I'm using HAProxy 1.4.18 with the following backend configuration

backend staging
  option httpchk HEAD /check.txt HTTP/1.0
  http-check disable-on-404
  default-server error-limit 1 on-error mark-down
  server staging01 x.x.x.x:80 check observe layer7
  server staging02 x.x.x.x:80 check observe layer7

The servers are running multiple applications on apache/passenger.

The combination of httpchk and disable-on-404 allows graceful shutdown and removing a server from the lb quite easily while still being able to access directly (ie for testing).

I'm trying to setup observe in order to disable a server when an application is not working.
I've broken the application configuration on staging02 so it always return a 500.
It's correctly marked DOWN after the first 500 but then marked UP at the next httpchk.

Here's the log file:

Server staging/staging02 is DOWN, reason: Health analyze, info: "Detected 1 consecutive errors, last one was: Wrong http response". 1 active and 1 backup servers left. 2 sessions active, 0 requeued, 0 remaining in queue.
Server staging/staging02 is DOWN, reason: Health analyze, info: "Detected 1 consecutive errors, last one was: Wrong http response". 1 active and 1 backup servers left. 1 sessions active, 0 requeued, 0 remaining in queue.
Server staging/staging02 is UP, reason: Layer7 check passed, code: 200, info: "OK", check duration: 0ms. 2 active and 1 backup servers online. 0 sessions requeued, 0 total in queue.

Is there a way to combine those two checks ?

Best Answer

The distinction I understand now is that /check.txt does actually return a 200 response but all requests to the application return a 500. HAProxy sees the 500s coming back from the proxied requests and takes the server out of the pool but then initiates its own check, receives a 200 and puts the server back in the pool.

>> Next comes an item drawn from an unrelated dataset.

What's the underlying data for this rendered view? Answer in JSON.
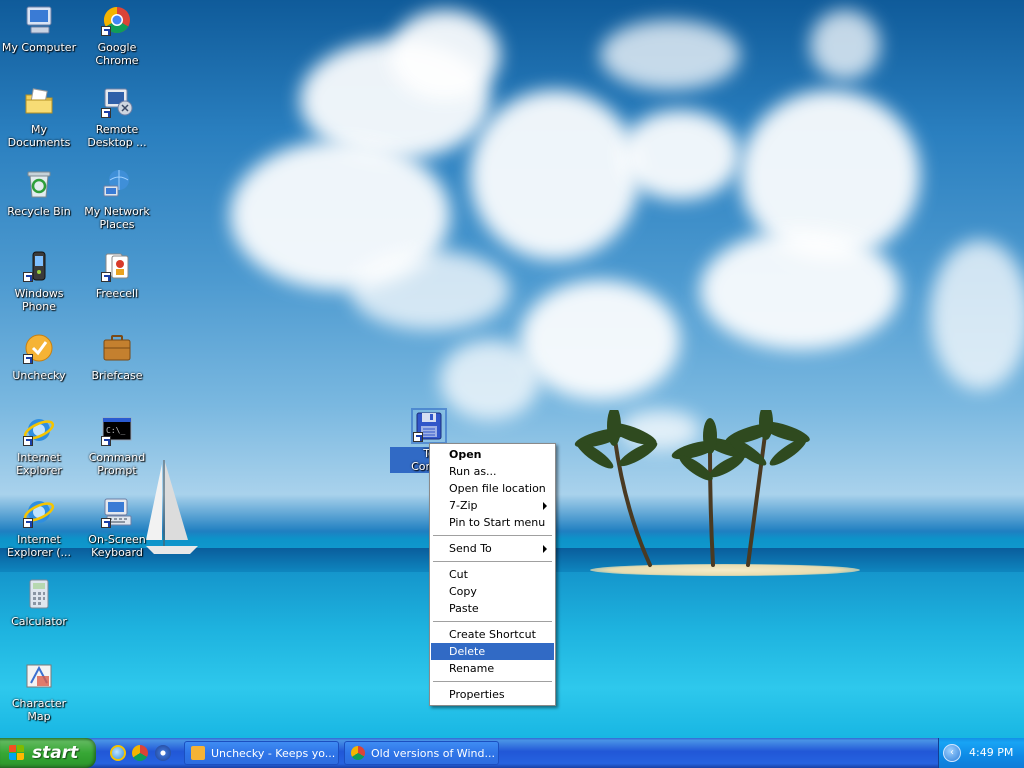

The solution would be to do one of:

  1. Configure Apache, rather than the application, so that every request returns a 500 response, even the static file /check.txt.
  2. Change /check.txt into a Ruby app that contains just enough logic to choose between a 200 and a 500 response when appropriate.
  3. Set the inter value to something ridiculous like 3600. This should give you an hour to do your testing or (if the server went down on its own) figure out the problem and bring it back up.
  4. Set the inter value to something smaller like 60 but set the rise value to something higher like 60. This would also give you an hour before the server was added back to the pool. (Note, these two are listed last because they're probably very bad ideas.)